Given the slippery slope that much of journalism finds itself swooshing these days, this next story might not strike you as any big deal.
But to those of us still in the game, it’s as clear an example as any of the price paid when the shortcuts start adding up.
This particular faux pas belongs to Maxim, the men’s magazine known mostly for building a 110-foot image of Eva Longoria in a swimsuit to celebrate its 100th issue and for once naming Sarah Jessica Parker as the World’s Unsexiest Woman.
(I mean, I’ve never fallen over for her, but World’s Unsexiest?)
Anyway, in February the magazine came under intense criticism for its unfavorable review of the Black Crowes’ new album “Warpaint.”

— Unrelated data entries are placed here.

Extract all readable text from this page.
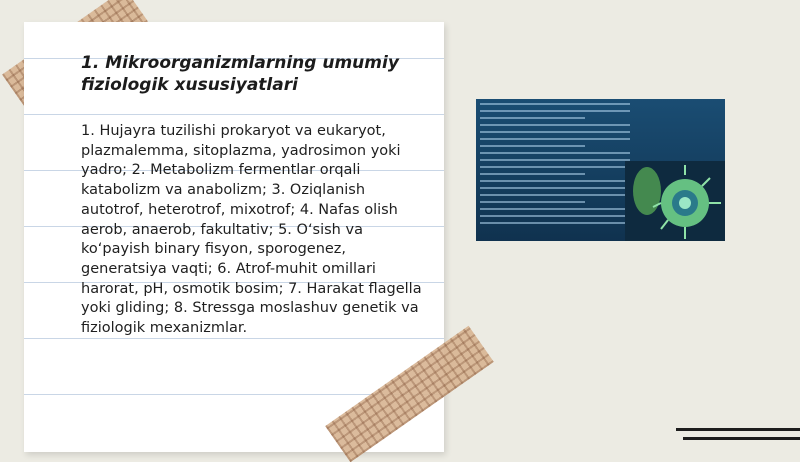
1. Mikroorganizmlarning umumiy fiziologik xususiyatlari
1. Hujayra tuzilishi prokaryot va eukaryot, plazmalemma, sitoplazma, yadrosimon yoki yadro; 2. Metabolizm fermentlar orqali katabolizm va anabolizm; 3. Oziqlanish autotrof, heterotrof, mixotrof; 4. Nafas olish aerob, anaerob, fakultativ; 5. O‘sish va ko‘payish binary fisyon, sporogenez, generatsiya vaqti; 6. Atrof-muhit omillari harorat, pH, osmotik bosim; 7. Harakat flagella yoki gliding; 8. Stressga moslashuv genetik va fiziologik mexanizmlar.
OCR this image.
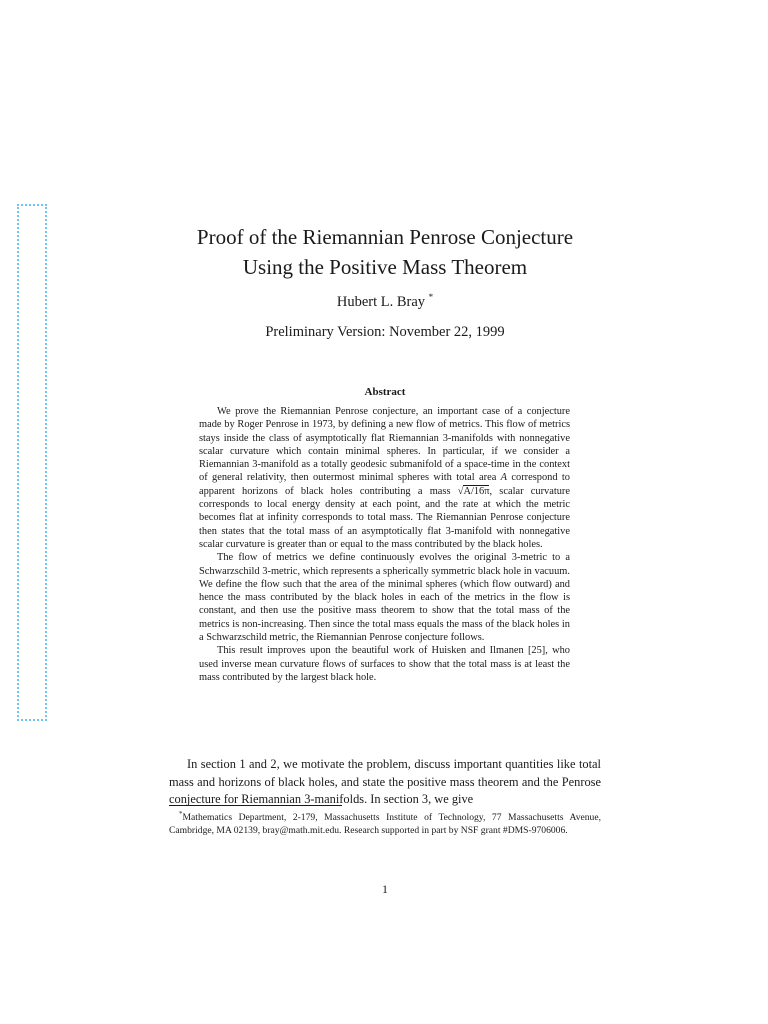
Proof of the Riemannian Penrose Conjecture
Using the Positive Mass Theorem
Hubert L. Bray *
Preliminary Version: November 22, 1999
Abstract

We prove the Riemannian Penrose conjecture, an important case of a conjecture made by Roger Penrose in 1973, by defining a new flow of metrics. This flow of metrics stays inside the class of asymptotically flat Riemannian 3-manifolds with nonnegative scalar curvature which contain minimal spheres. In particular, if we consider a Riemannian 3-manifold as a totally geodesic submanifold of a space-time in the context of general relativity, then outermost minimal spheres with total area A correspond to apparent horizons of black holes contributing a mass √A/16π, scalar curvature corresponds to local energy density at each point, and the rate at which the metric becomes flat at infinity corresponds to total mass. The Riemannian Penrose conjecture then states that the total mass of an asymptotically flat 3-manifold with nonnegative scalar curvature is greater than or equal to the mass contributed by the black holes.

The flow of metrics we define continuously evolves the original 3-metric to a Schwarzschild 3-metric, which represents a spherically symmetric black hole in vacuum. We define the flow such that the area of the minimal spheres (which flow outward) and hence the mass contributed by the black holes in each of the metrics in the flow is constant, and then use the positive mass theorem to show that the total mass of the metrics is non-increasing. Then since the total mass equals the mass of the black holes in a Schwarzschild metric, the Riemannian Penrose conjecture follows.

This result improves upon the beautiful work of Huisken and Ilmanen [25], who used inverse mean curvature flows of surfaces to show that the total mass is at least the mass contributed by the largest black hole.

In section 1 and 2, we motivate the problem, discuss important quantities like total mass and horizons of black holes, and state the positive mass theorem and the Penrose conjecture for Riemannian 3-manifolds. In section 3, we give

*Mathematics Department, 2-179, Massachusetts Institute of Technology, 77 Massachusetts Avenue, Cambridge, MA 02139, bray@math.mit.edu. Research supported in part by NSF grant #DMS-9706006.

1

The reviewer gave the album only two-and-a-half out of five stars, lamenting that the album sounded, “boozy, competent and in slavish debt to the Stones, the Allmans, and the Faces.”
The firestorm started when the band’s manager pointed out that advance copies of the album weren’t made available, making it impossible for the reviewer to hear any more than just a track or two by the time the magazine hit the stands.
Maxim’s editorial director James Kaminsky told the Associated Press, and I’m paraphrasing here, “Whoops!”
He apologized for what happened but pointed out that the piece was supposed to be a “preview” and not a “review.”
The Crowes’ manager called that “self-serving damage control.”
Ah, what’s in a name?
We live in a world where things are expected from us yesterday, a time where it’s more important to be first than to be right.
This is the latest in dozens of cautionary tales of the cost when effort exceeds ethics, and the thin line that exists between doing “more with less” and accepting “less with less.”
I don’t know if “Warpaint” is any good or not.
But I’ll listen to it, all of it, before I decide.